The fluidity of the film shots means that it is experienced as a type of live performance, granting the audience access to every seat in the house. “When working on a live performance, you have only one chance,” Carys says. “You are not able to do a retake or cut or crop, what you perform within that minute is what will be seen.” Consequently, it is all of these components which provide the video with its overall sophistication as Matt mirrors his own art school experience; editing his vision until it says what he wants it to say. “I was in charge of not only the continuity, but with making sure the image itself was visually representable of the space and the dancer’s talents,” Matt explains.
As a student, Matt’s interest in film began from having to develop the habit of documenting his work. “I would make kinetic sculptures and then have to document it for my portfolio, but the artwork itself would generally be too heavy and complicated to dismantle and reassemble so I decided to record the work instead.” He continues: “During one crit, I was asked if the work was the video itself or if it was the sculpture within it and since then, I recognised the importance of documentation and how it was its own art form.”

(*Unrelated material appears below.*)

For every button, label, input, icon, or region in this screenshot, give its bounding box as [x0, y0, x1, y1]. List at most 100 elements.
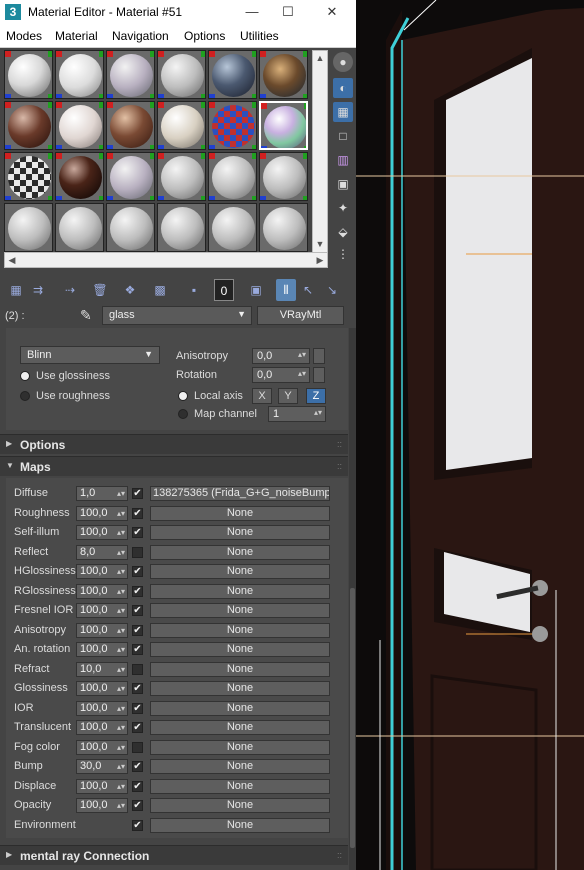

Schistocyte is not Matt’s first experience behind the camera, but it is a clear demonstration of his distinctive visual style that will propel him forward. He believes he never finished the project but rather abandoned it instead. “There is always something else you can add or modify so it’s a matter of seeing the limitations and accepting where you are with it,” he concludes. “It’s easy to get wrapped up in the endless possibilities of creativity and then never finishing a piece!”